Toni Erdmann, which plays on this idea, centres around the relationship between Winifred (Peter Simonischek), a music teacher, and his distant daughter Ines (Sandra Huller). In an attempt to bridge the gap between them, Winifred decides to take a spontaneous trip to visit Ines, who works as corporate consultant, in Bucharest. After a couple days of awkward interaction Winifred leaves for home, only to reappear as Toni Erdmann, his bolder and more confident alter-ego, complete with ill-fitted wig and fake teeth. Ines, fascinated by the transformation of her father, gives him the kind of access to her life that he has not enjoyed in years and slowly he begins to find a place within her life.
The Bucharest landscape, where most scenes are set, is a brilliant canvas for these developments to take place, as it is many ways foreign to both the central characters. The cinematography is unobtrusive and allows proceedings to manifest at their own pace. There are several moments that are genuinely absurd and it is impressive that they can be incorporated without disrupting the rhythm or tone of events. Comparisons to Jacque Tati, Roy Anderson, and Aki Kaurismäki can be made at a push, though Toni Erdmann remains a singular comic vision that defies comic convention.
The film, much like its eccentric central character, exists in thrilling dissent against cinematic customs and expectation. It is after all is named after the lead’s strange alter ego who stands defiantly in face of the stale and disconnected relationship between himself and his daughter, and not the man who has let the relationship reach this point during the predeceasing years.
There is a grand central irony to events, with Winifred of the generation that supported the freeing of Romania from Soviet rule and Ines is of one that has since become trapped by capitalist pursuits and affirmation. It would be an overstatement to say that Toni Erdmann is a fierce critique of modern capitalism, but instead more accurate to say that the film is aware of modern life’s hypocrisy and veiled contradictions.
Similarly Toni Erdmann could be seen as a feminist piece about sexism within corporate life but this is only an aspect of the proceedings and a part of its rich tapestry. Ines’ rejection of feminism and pride in being an exception within a male-dominated environment is more a perceptive observation than grand statement. Again writer/director Maren Ade is more interested in highlighting contradiction than passing moral judgement. She does not try to explain all eventualities, like why Ines wears a wedding ring even though there is never a mention of a marriage or husband, and the film is happy to leave viewers with unanswered questions.

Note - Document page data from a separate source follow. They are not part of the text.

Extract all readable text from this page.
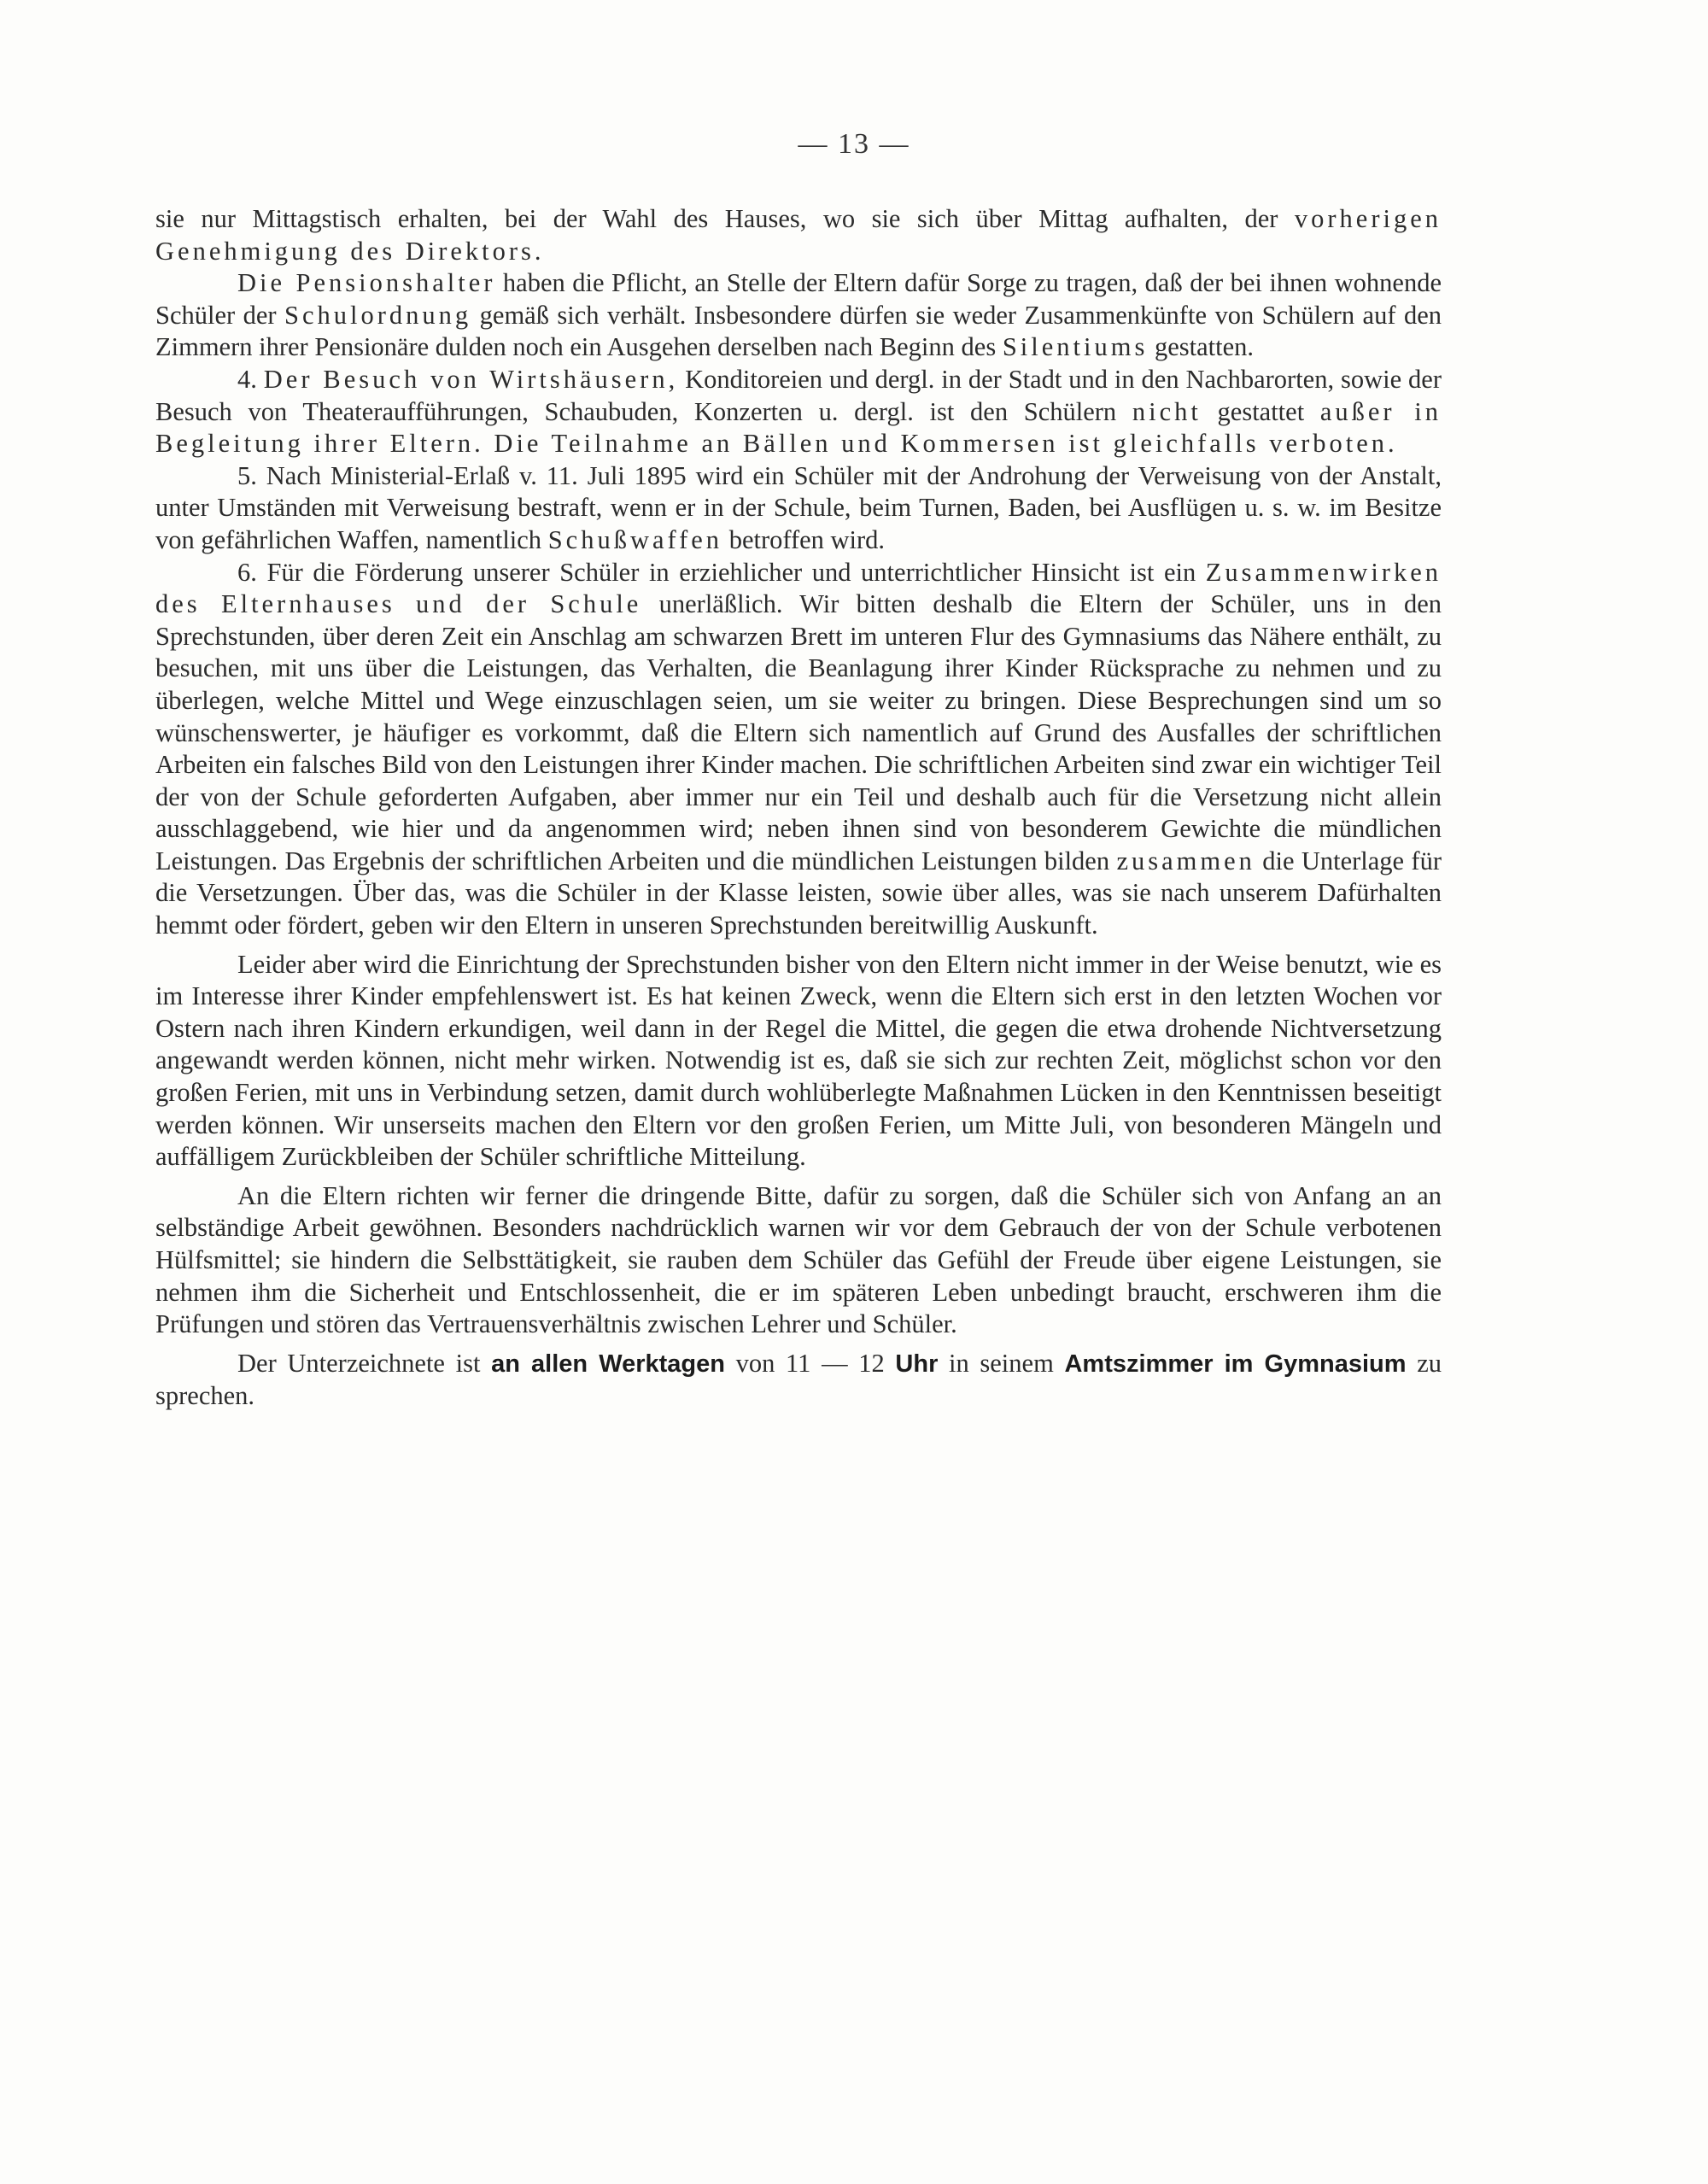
— 13 —

sie nur Mittagstisch erhalten, bei der Wahl des Hauses, wo sie sich über Mittag aufhalten, der vorherigen Genehmigung des Direktors.

Die Pensionshalter haben die Pflicht, an Stelle der Eltern dafür Sorge zu tragen, daß der bei ihnen wohnende Schüler der Schulordnung gemäß sich verhält. Insbesondere dürfen sie weder Zusammenkünfte von Schülern auf den Zimmern ihrer Pensionäre dulden noch ein Ausgehen derselben nach Beginn des Silentiums gestatten.

4. Der Besuch von Wirtshäusern, Konditoreien und dergl. in der Stadt und in den Nachbarorten, sowie der Besuch von Theateraufführungen, Schaubuden, Konzerten u. dergl. ist den Schülern nicht gestattet außer in Begleitung ihrer Eltern. Die Teilnahme an Bällen und Kommersen ist gleichfalls verboten.

5. Nach Ministerial-Erlaß v. 11. Juli 1895 wird ein Schüler mit der Androhung der Verweisung von der Anstalt, unter Umständen mit Verweisung bestraft, wenn er in der Schule, beim Turnen, Baden, bei Ausflügen u. s. w. im Besitze von gefährlichen Waffen, namentlich Schußwaffen betroffen wird.

6. Für die Förderung unserer Schüler in erziehlicher und unterrichtlicher Hinsicht ist ein Zusammenwirken des Elternhauses und der Schule unerläßlich. Wir bitten deshalb die Eltern der Schüler, uns in den Sprechstunden, über deren Zeit ein Anschlag am schwarzen Brett im unteren Flur des Gymnasiums das Nähere enthält, zu besuchen, mit uns über die Leistungen, das Verhalten, die Beanlagung ihrer Kinder Rücksprache zu nehmen und zu überlegen, welche Mittel und Wege einzuschlagen seien, um sie weiter zu bringen. Diese Besprechungen sind um so wünschenswerter, je häufiger es vorkommt, daß die Eltern sich namentlich auf Grund des Ausfalles der schriftlichen Arbeiten ein falsches Bild von den Leistungen ihrer Kinder machen. Die schriftlichen Arbeiten sind zwar ein wichtiger Teil der von der Schule geforderten Aufgaben, aber immer nur ein Teil und deshalb auch für die Versetzung nicht allein ausschlaggebend, wie hier und da angenommen wird; neben ihnen sind von besonderem Gewichte die mündlichen Leistungen. Das Ergebnis der schriftlichen Arbeiten und die mündlichen Leistungen bilden zusammen die Unterlage für die Versetzungen. Über das, was die Schüler in der Klasse leisten, sowie über alles, was sie nach unserem Dafürhalten hemmt oder fördert, geben wir den Eltern in unseren Sprechstunden bereitwillig Auskunft.

Leider aber wird die Einrichtung der Sprechstunden bisher von den Eltern nicht immer in der Weise benutzt, wie es im Interesse ihrer Kinder empfehlenswert ist. Es hat keinen Zweck, wenn die Eltern sich erst in den letzten Wochen vor Ostern nach ihren Kindern erkundigen, weil dann in der Regel die Mittel, die gegen die etwa drohende Nichtversetzung angewandt werden können, nicht mehr wirken. Notwendig ist es, daß sie sich zur rechten Zeit, möglichst schon vor den großen Ferien, mit uns in Verbindung setzen, damit durch wohlüberlegte Maßnahmen Lücken in den Kenntnissen beseitigt werden können. Wir unserseits machen den Eltern vor den großen Ferien, um Mitte Juli, von besonderen Mängeln und auffälligem Zurückbleiben der Schüler schriftliche Mitteilung.

An die Eltern richten wir ferner die dringende Bitte, dafür zu sorgen, daß die Schüler sich von Anfang an an selbständige Arbeit gewöhnen. Besonders nachdrücklich warnen wir vor dem Gebrauch der von der Schule verbotenen Hülfsmittel; sie hindern die Selbsttätigkeit, sie rauben dem Schüler das Gefühl der Freude über eigene Leistungen, sie nehmen ihm die Sicherheit und Entschlossenheit, die er im späteren Leben unbedingt braucht, erschweren ihm die Prüfungen und stören das Vertrauensverhältnis zwischen Lehrer und Schüler.

Der Unterzeichnete ist an allen Werktagen von 11 — 12 Uhr in seinem Amtszimmer im Gymnasium zu sprechen.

Narratively adventurous and surprisingly funny, Toni Erdmann is consistently entertaining and insightful even within its more absurdist moments. I’ve seen few films that are able to challenge perceptions as effortlessly as this one. Ultimately this is a story that wants to shake us from our complacency and for us, if maybe only for a moment, to alter our perceptions and to think once more about what is truly possible.
Toni Erdmann is on general release from Friday February 3rd.